Shares in Royal Bank of Scotland Group (LON:RBS) have fallen deep into the red in today’s session, as the UK government moved to trim its stake in the bailed-out lender. The move came after the company recently reached a settlement with the US Department of Justice over mis-sold mortgage-backed securities in the run-up to the financial crisis.
As of 08:31 BST, RBS’ share price had given up 3.35 percent to 271.50p, underperforming the broader UK market, with the benchmark FTSE 100 index currently standing 0.04 percent lower at 7,737.96 points. The group’s shares have added about 4.5 percent to their value over the past year, as compared with a near three-percent gain in the Footsie.
Government trims stake in RBS
UK Government Investments (UKGI), the body which manages the taxpayer’s stake in RBS, announced in a statement this morning that it had completed the disposal of part of the Treasury’s holding in the lender. The disposal reduces the taxpayer’s stake in the bailed-out group from 70.1 percent to 62.4 percent.
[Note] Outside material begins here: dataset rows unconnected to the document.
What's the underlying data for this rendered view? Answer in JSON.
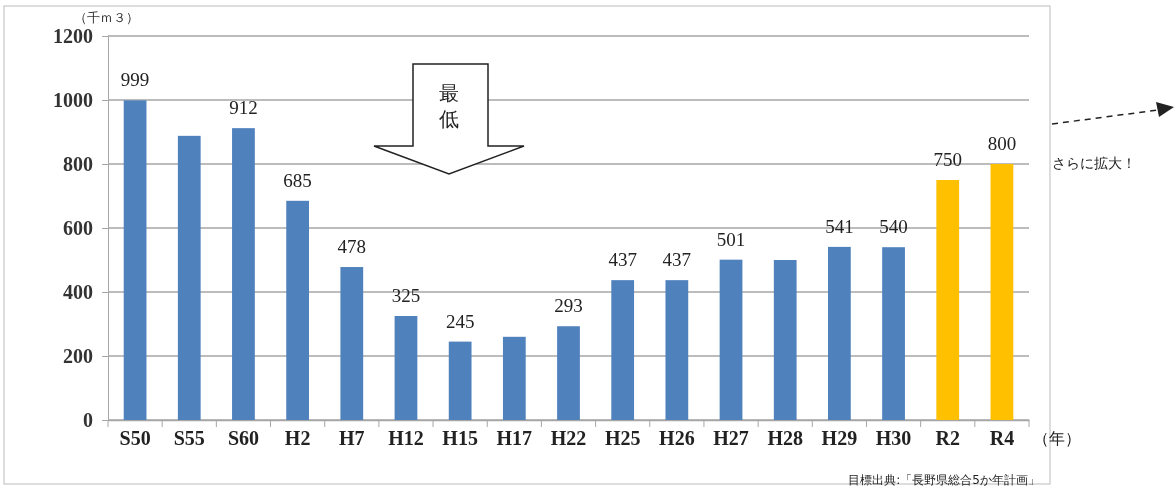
{
  "chart_data": {
    "type": "bar",
    "ylabel": "（千ｍ３）",
    "xlabel": "（年）",
    "categories": [
      "S50",
      "S55",
      "S60",
      "H2",
      "H7",
      "H12",
      "H15",
      "H17",
      "H22",
      "H25",
      "H26",
      "H27",
      "H28",
      "H29",
      "H30",
      "R2",
      "R4"
    ],
    "values": [
      999,
      888,
      912,
      685,
      478,
      325,
      245,
      260,
      293,
      437,
      437,
      501,
      500,
      541,
      540,
      750,
      800
    ],
    "value_labels": [
      "999",
      null,
      "912",
      "685",
      "478",
      "325",
      "245",
      null,
      "293",
      "437",
      "437",
      "501",
      null,
      "541",
      "540",
      "750",
      "800"
    ],
    "colors": [
      "#4f81bd",
      "#4f81bd",
      "#4f81bd",
      "#4f81bd",
      "#4f81bd",
      "#4f81bd",
      "#4f81bd",
      "#4f81bd",
      "#4f81bd",
      "#4f81bd",
      "#4f81bd",
      "#4f81bd",
      "#4f81bd",
      "#4f81bd",
      "#4f81bd",
      "#ffc000",
      "#ffc000"
    ],
    "ylim": [
      0,
      1200
    ],
    "yticks": [
      0,
      200,
      400,
      600,
      800,
      1000,
      1200
    ],
    "grid": "y",
    "annotations": [
      "最低",
      "さらに拡大！",
      "目標出典:「長野県総合5か年計画」"
    ]
  }
}
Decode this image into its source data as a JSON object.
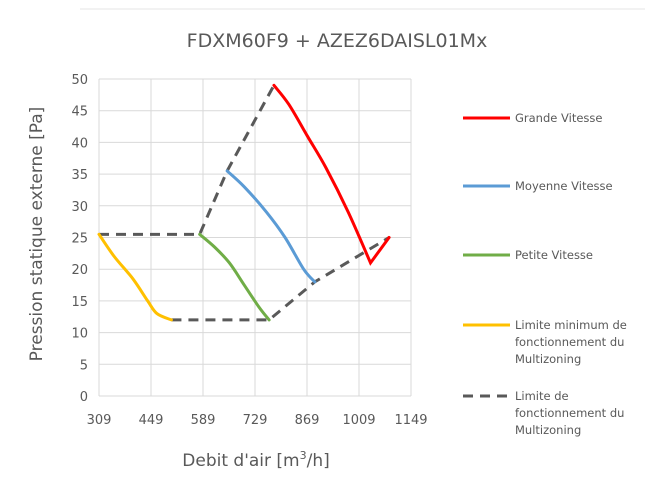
{
  "chart_data": {
    "type": "line",
    "title": "FDXM60F9 + AZEZ6DAISL01Mx",
    "xlabel": "Debit d'air [m",
    "xlabel_sup": "3",
    "xlabel_end": "/h]",
    "ylabel": "Pression statique externe [Pa]",
    "xlim": [
      309,
      1149
    ],
    "ylim": [
      0,
      50
    ],
    "x_ticks": [
      309,
      449,
      589,
      729,
      869,
      1009,
      1149
    ],
    "y_ticks": [
      0,
      5,
      10,
      15,
      20,
      25,
      30,
      35,
      40,
      45,
      50
    ],
    "grid": true,
    "legend_position": "right",
    "series": [
      {
        "name": "Grande Vitesse",
        "color": "#ff0000",
        "style": "solid",
        "points": [
          [
            780,
            49
          ],
          [
            820,
            46
          ],
          [
            870,
            41
          ],
          [
            920,
            36
          ],
          [
            980,
            29
          ],
          [
            1040,
            21
          ],
          [
            1090,
            25
          ]
        ]
      },
      {
        "name": "Moyenne Vitesse",
        "color": "#5b9bd5",
        "style": "solid",
        "points": [
          [
            654,
            35.5
          ],
          [
            700,
            33
          ],
          [
            760,
            29
          ],
          [
            810,
            25
          ],
          [
            860,
            20
          ],
          [
            890,
            18
          ]
        ]
      },
      {
        "name": "Petite Vitesse",
        "color": "#70ad47",
        "style": "solid",
        "points": [
          [
            580,
            25.5
          ],
          [
            620,
            23.5
          ],
          [
            660,
            21
          ],
          [
            700,
            17.5
          ],
          [
            740,
            14
          ],
          [
            767,
            12
          ]
        ]
      },
      {
        "name": "Limite minimum de fonctionnement du Multizoning",
        "legend_lines": [
          "Limite minimum de",
          "fonctionnement du",
          "Multizoning"
        ],
        "color": "#ffc000",
        "style": "solid",
        "points": [
          [
            309,
            25.5
          ],
          [
            350,
            22
          ],
          [
            400,
            18.5
          ],
          [
            440,
            15
          ],
          [
            465,
            13
          ],
          [
            504,
            12
          ]
        ]
      },
      {
        "name": "Limite de fonctionnement du Multizoning",
        "legend_lines": [
          "Limite de",
          "fonctionnement du",
          "Multizoning"
        ],
        "color": "#595959",
        "style": "dashed",
        "points": [
          [
            309,
            25.5
          ],
          [
            580,
            25.5
          ],
          [
            654,
            35.5
          ],
          [
            780,
            49
          ]
        ],
        "points2": [
          [
            504,
            12
          ],
          [
            767,
            12
          ],
          [
            890,
            18
          ],
          [
            1090,
            25
          ]
        ]
      }
    ]
  }
}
UKGI said that the stake was offloaded at 271p per share, resulting in proceeds of £2.5 billion. The share sale, however, will generate a hefty loss for the taxpayer, with the government having bought its majority stake in the group at 502p per share in autumn 2008.
Reaction to RBS sale
“Few argue the RBS bailout was necessary to maintain financial stability, but the cost of that intervention is now starting to emerge,” said Laith Khalaf, senior analyst at Hargreaves Lansdown, as quoted by Reuters. “As a business RBS remains a work in progress, and consequently an investment for recovery investors with a long term investment horizon.”
The Guardian meanwhile quoted John McDonnell, the shadow chancellor, as saying that there was “no economic justification for this sell-off of RBS shares”.
“There should be no sales of RBS shares, full stop,” he continued. “But particularly with such a large loss to the taxpayers who bailed out the bank.”